Overton Edgar Turner, Tebas Pablo, Coate Bruce, Ryan Robert, Perniciaro Amy, Dayaram Yaswant K, De La Rosa Guy, Baugh Bryan P
a Department of Medicine , University of Alabama School of Medicine , Birmingham , AL , USA.
b Department of Medicine , University of Pennsylvania , Philadelphia , PA , USA.
HIV Clin Trials. 2016 Mar;17(2):72-7. doi: 10.1080/15284336.2016.1141468.
The phase 4, METABOLIK trial demonstrated that changes in metabolic parameters with darunavir with low-dose ritonavir (DRV/r) were comparable to those observed with atazanavir with low-dose ritonavir (ATV/r). A comprehensive assessment of the effects of these agents on insulin sensitivity will provide additional, relevant clinical information.
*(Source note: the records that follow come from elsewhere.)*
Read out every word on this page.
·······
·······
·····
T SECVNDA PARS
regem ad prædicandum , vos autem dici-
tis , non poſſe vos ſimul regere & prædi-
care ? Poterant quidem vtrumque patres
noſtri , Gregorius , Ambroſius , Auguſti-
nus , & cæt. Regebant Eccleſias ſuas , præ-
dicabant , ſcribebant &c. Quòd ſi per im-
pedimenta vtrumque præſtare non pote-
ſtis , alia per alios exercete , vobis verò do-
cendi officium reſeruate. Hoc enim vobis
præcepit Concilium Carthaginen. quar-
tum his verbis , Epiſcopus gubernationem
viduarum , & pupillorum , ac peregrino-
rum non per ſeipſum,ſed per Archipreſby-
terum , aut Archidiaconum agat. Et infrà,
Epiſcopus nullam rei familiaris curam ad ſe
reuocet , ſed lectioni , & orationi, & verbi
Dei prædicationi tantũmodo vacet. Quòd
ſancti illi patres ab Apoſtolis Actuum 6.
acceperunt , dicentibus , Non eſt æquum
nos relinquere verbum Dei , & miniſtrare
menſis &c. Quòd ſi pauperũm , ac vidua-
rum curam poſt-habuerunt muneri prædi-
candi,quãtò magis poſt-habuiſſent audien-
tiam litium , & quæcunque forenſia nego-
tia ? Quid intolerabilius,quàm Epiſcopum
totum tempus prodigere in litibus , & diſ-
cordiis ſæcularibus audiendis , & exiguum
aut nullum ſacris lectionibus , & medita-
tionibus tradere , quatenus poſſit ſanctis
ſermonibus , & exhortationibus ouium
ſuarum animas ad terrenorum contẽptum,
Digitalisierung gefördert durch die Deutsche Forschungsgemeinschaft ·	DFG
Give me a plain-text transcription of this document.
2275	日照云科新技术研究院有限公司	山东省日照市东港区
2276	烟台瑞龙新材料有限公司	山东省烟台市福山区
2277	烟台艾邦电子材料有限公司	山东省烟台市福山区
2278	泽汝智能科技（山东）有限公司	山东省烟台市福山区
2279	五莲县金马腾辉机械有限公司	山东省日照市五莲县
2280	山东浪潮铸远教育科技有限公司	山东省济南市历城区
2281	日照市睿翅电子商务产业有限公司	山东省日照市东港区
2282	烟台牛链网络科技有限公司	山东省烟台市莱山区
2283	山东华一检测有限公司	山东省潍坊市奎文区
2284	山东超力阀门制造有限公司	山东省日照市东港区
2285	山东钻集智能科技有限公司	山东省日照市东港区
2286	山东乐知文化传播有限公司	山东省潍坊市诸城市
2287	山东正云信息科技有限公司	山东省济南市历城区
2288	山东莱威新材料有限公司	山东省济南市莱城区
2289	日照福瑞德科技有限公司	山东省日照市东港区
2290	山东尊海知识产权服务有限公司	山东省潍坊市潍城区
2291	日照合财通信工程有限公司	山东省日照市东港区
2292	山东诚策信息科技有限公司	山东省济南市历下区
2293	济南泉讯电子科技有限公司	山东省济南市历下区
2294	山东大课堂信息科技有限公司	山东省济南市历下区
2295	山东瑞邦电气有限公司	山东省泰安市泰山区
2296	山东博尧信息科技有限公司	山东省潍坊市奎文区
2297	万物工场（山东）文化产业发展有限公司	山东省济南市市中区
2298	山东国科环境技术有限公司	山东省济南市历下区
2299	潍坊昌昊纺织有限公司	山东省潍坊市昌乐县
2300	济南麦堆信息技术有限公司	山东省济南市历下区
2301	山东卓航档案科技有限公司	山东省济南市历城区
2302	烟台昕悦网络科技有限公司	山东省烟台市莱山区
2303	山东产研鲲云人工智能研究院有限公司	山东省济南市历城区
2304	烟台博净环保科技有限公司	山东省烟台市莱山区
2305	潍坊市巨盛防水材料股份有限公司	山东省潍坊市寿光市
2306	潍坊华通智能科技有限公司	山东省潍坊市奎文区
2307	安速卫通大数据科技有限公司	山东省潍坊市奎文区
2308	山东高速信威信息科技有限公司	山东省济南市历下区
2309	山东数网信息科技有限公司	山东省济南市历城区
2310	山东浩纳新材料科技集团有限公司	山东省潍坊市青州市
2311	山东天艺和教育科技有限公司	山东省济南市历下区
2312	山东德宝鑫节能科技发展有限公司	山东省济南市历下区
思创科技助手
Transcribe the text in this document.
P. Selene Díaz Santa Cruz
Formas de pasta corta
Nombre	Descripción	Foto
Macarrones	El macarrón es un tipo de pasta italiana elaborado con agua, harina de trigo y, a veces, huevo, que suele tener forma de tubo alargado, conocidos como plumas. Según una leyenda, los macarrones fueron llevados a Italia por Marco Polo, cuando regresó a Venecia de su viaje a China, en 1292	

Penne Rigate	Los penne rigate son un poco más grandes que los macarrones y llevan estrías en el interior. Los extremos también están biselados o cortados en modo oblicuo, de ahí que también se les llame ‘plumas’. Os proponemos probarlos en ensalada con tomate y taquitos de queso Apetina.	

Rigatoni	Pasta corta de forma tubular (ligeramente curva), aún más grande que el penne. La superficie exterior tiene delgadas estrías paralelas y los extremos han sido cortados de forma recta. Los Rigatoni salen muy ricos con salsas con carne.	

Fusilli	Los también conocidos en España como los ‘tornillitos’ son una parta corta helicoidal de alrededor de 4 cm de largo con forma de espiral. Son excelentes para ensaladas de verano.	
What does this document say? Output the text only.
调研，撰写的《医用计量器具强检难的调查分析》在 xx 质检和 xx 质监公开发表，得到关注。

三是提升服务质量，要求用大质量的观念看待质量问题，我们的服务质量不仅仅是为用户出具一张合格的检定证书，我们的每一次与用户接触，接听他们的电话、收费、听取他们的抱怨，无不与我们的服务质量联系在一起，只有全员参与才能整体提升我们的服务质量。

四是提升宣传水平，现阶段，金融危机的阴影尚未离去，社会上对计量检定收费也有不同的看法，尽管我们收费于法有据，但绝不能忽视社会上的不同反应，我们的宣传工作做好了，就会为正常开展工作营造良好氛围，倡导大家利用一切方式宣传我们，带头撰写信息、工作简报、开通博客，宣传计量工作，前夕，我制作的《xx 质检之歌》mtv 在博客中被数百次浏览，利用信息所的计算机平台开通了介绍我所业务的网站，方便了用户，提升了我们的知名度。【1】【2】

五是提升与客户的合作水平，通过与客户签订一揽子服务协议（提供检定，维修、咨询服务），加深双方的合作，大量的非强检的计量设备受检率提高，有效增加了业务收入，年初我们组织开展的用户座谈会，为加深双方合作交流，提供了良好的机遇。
In this substudy of METABOLIK, HIV-1-infected, antiretroviral agent-naïve male subjects aged ≥18 years with a viral load of >1,000 copies/mL were randomized to receive DRV/r 800/100 mg once daily (qd) or ATV/r 300/100 mg qd, both with a fixed dose of tenofovir disoproxil fumarate/emtricitabine 300/200 mg qd. The effects of DRV/r versus ATV/r on insulin sensitivity over 48 weeks were compared using the euglycemic hyperinsulinemic clamp, the preferred method to assess insulin sensitivity; primary end point was the effect on insulin sensitivity during the first 12 weeks.
Twenty-seven subjects completed the study. In the DRV/r arm (n=14), median glucose disposal from baseline through weeks 12 and 48 was 9.3, 11.4, and 9.9 mg/kgmin, respectively; in the ATV/r arm (n=13), these values were 8.9, 8.6, and 9.1 mg/kgmin, respectively. Median insulin sensitivity in the DRV/r arm at baseline, week 12, and week 48 was 24.0, 25.0, and 21.5 mg/kgmin per μIU/mL×100, respectively; these values in the ATV/r arm were 20.7, 22.0, and 22.0 mg/kgmin per μIU/mL×100, respectively. Most subjects had ≥1 adverse event, including three serious adverse events (n=2 [DRV/r], n=1 [ATV/r]).
DRV/r and ATV/r displayed similar modest effects on insulin sensitivity using a euglycemic hyperinsulinemic clamp.
4期METABOLIK试验表明,达芦那韦联合低剂量利托那韦(DRV/r)引起的代谢参数变化与阿扎那韦联合低剂量利托那韦(ATV/r)所观察到的变化相当。全面评估这些药物对胰岛素敏感性的影响将提供更多相关的临床信息。
在METABOLIK的这项子研究中,年龄≥18岁、病毒载量>1000拷贝/mL且未接受过抗逆转录病毒治疗的HIV-1感染男性受试者被随机分为两组,分别接受每日一次800/100mg的DRV/r或每日一次300/100mg的ATV/r,二者均联合固定剂量的富马酸替诺福韦二吡呋酯/恩曲他滨,每日300/200mg。采用正常血糖高胰岛素钳夹技术(评估胰岛素敏感性的首选方法)比较DRV/r与ATV/r在48周内对胰岛素敏感性的影响;主要终点是前12周对胰岛素敏感性的影响。
27名受试者完成了研究。在DRV/r组(n = 14)中,从基线到第12周和第48周的中位葡萄糖处置率分别为9.3、11.4和9.9mg/kg·min;在ATV/r组(n = 13)中,这些值分别为8.9、8.6和9.1mg/kg·min。DRV/r组在基线、第12周和第48周的中位胰岛素敏感性分别为每μIU/mL×100 24.0、25.0和21.5mg/kg·min;ATV/r组的这些值分别为每μIU/mL×100 20.7、22.0和22.0mg/kg·min。大多数受试者发生≥1次不良事件,包括3次严重不良事件(n = 2 [DRV/r],n = 1 [ATV/r])。
使用正常血糖高胰岛素钳夹技术时,DRV/r和ATV/r对胰岛素敏感性的影响相似且程度适中。